Fair enough. But TDX is on the "roadmap". So it helps to say what the target of
this series is.

> 
> > > This series should work for any page sizes backed by hugetlb memory.
> > > Non-CoCo VMs, pKVM and Confidential VMs all need hugepages that are
> > > essential for certain workloads and will emerge as guest_memfd users.
> > > Features like KHO/memory persistence in addition also depend on
> > > hugepage support in guest_memfd.
> > > 
> > > This series takes strides towards making guest_memfd compatible with
> > > usecases where 1G pages are essential and non-confidential VMs are
> > > already exercising them.
> > > 
> > > I think the main complexity here lies in supporting in-place
> > > conversion which applies to any huge page size even for buddy
> > > allocated 2MB pages or THP.
> > > 
> > > This complexity arises because page structs work at a fixed
> > > granularity, future roadmap towards not having page structs for guest
> > > memory (at least private memory to begin with) should help towards
> > > greatly reducing this complexity.
> > > 
> > > That being said, DPAMT and huge page EPT mappings for TDX VMs remain
> > > essential and complement this series well for better memory footprint
> > > and overall performance of TDX VMs.
> > 
> > Hmm, this didn't really answer my questions about the concrete benefits.
> > 
> > I think it would help to include this kind of justification for the 1GB
> > guestmemfd pages. "essential for certain workloads and will emerge" is a bit
> > hard to review against...
> > 
> > I think one of the challenges with coco is that it's almost like a sprint to
> > reimplement virtualization. But enough things are changing at once that not
> > all of the normal assumptions hold, so it can't copy all the same solutions.
> > The recent example was that for TDX huge pages we found that normal
> > promotion paths weren't actually yielding any benefit for surprising TDX
> > specific reasons.
> > 
> > On the TDX side we are also, at least currently, unmapping private pages
> > while they are mapped shared, so any 1GB pages would get split to 2MB if
> > there are any shared pages in them. I wonder how many 1GB pages there would
> > be after all the shared pages are converted. At smaller TD sizes, it could
> > be not much.
> 
> You're conflating two different things.  guest_memfd allocating and managing
> 1GiB physical pages, and KVM mapping memory into the guest at 1GiB/2MiB
> granularity.  Allocating memory in 1GiB chunks is useful even if KVM can only
> map memory into the guest using 4KiB pages.

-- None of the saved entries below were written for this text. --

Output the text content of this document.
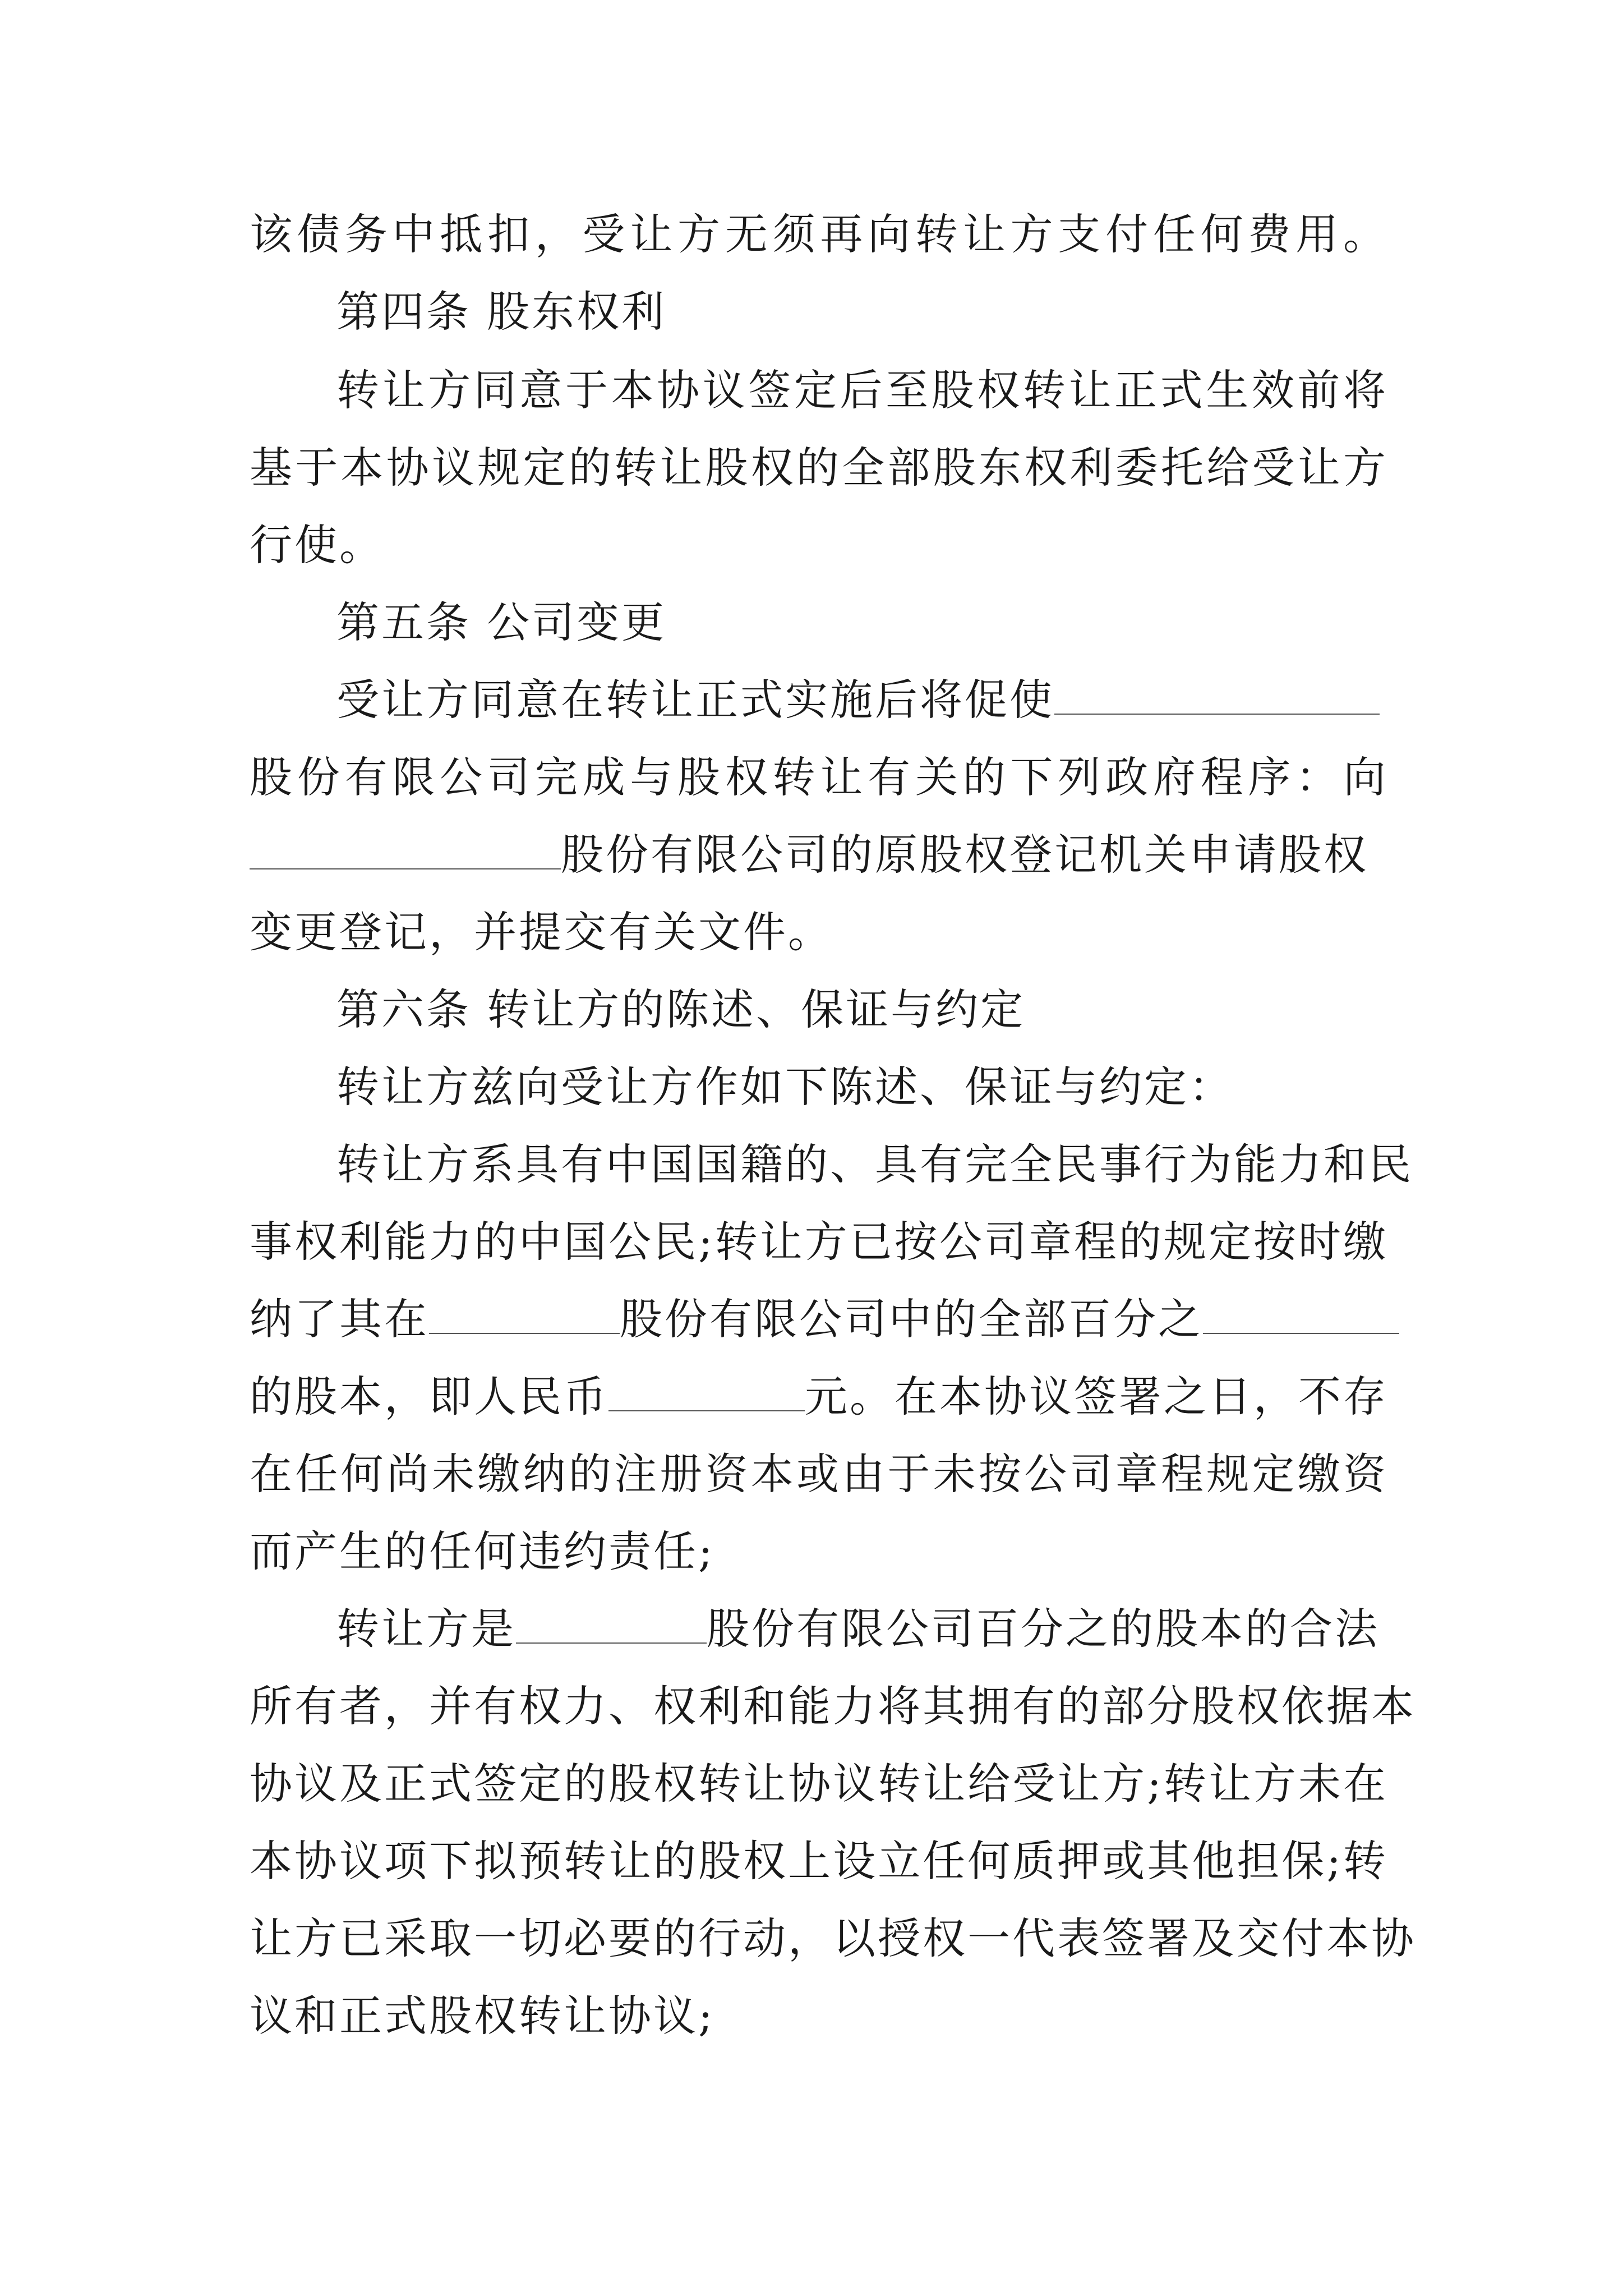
该债务中抵扣，受让方无须再向转让方支付任何费用。
第四条 股东权利
转让方同意于本协议签定后至股权转让正式生效前将
基于本协议规定的转让股权的全部股东权利委托给受让方
行使。
第五条 公司变更
受让方同意在转让正式实施后将促使
股份有限公司完成与股权转让有关的下列政府程序：向
股份有限公司的原股权登记机关申请股权
变更登记，并提交有关文件。
第六条 转让方的陈述、保证与约定
转让方兹向受让方作如下陈述、保证与约定：
转让方系具有中国国籍的、具有完全民事行为能力和民
事权利能力的中国公民;转让方已按公司章程的规定按时缴
纳了其在	股份有限公司中的全部百分之
的股本，即人民币	元。在本协议签署之日，不存
在任何尚未缴纳的注册资本或由于未按公司章程规定缴资
而产生的任何违约责任;
转让方是	股份有限公司百分之的股本的合法
所有者，并有权力、权利和能力将其拥有的部分股权依据本
协议及正式签定的股权转让协议转让给受让方;转让方未在
本协议项下拟预转让的股权上设立任何质押或其他担保;转
让方已采取一切必要的行动，以授权一代表签署及交付本协
议和正式股权转让协议;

I'm aware of the 1.6% vmemmap benefits from the LPC talk. Is there more? The
list quoted there was more about guest performance. Or maybe the clever page
table walkers that find contiguous small mappings could benefit guest
performance too? It's the kind of thing I'd like to see at least broadly called
out.

I'm thinking that Google must have a ridiculous amount of learnings about VM
memory management. And this is probably designed around those learnings. But
reviewers can't really evaluate it if they don't know the reasons and tradeoffs
taken. If it's going upstream, I think it should have at least the high level
reasoning explained.

I don't mean to harp on the point so hard, but I didn't expect it to be
controversial either.

> 
> > So for TDX in isolation, it seems like jumping out too far ahead to
> > effectively consider the value. But presumably you guys are testing this on
> > SEV or something? Have you measured any performance improvement? For what
> > kind of applications? Or is the idea to basically to make guestmemfd work
> > like however Google does guest memory?
> 
> The longer term goal of guest_memfd is to make it suitable for backing all
> VMs, hence Vishal's "Non-CoCo VMs" comment.

Oh, I actually wasn't aware of this. Or maybe I remember now. I thought he was
talking about pKVM.

>   Yes, some of this is useful for TDX, but we (and others) want to use
> guest_memfd for far more than just CoCo VMs. 


>  And for non-CoCo VMs, 1GiB hugepages are mandatory for various workloads.
I've heard this a lot. It must be true, but I've never seen the actual numbers.
For a long time people believed 1GB huge pages on the direct map were critical,
but then benchmarking on a contemporary CPU couldn't find much difference
between 2MB and 1GB. I'd expect TDP huge pages to be different than that because
the combined walks are huge, iTLB, etc, but I'd love to see a real number.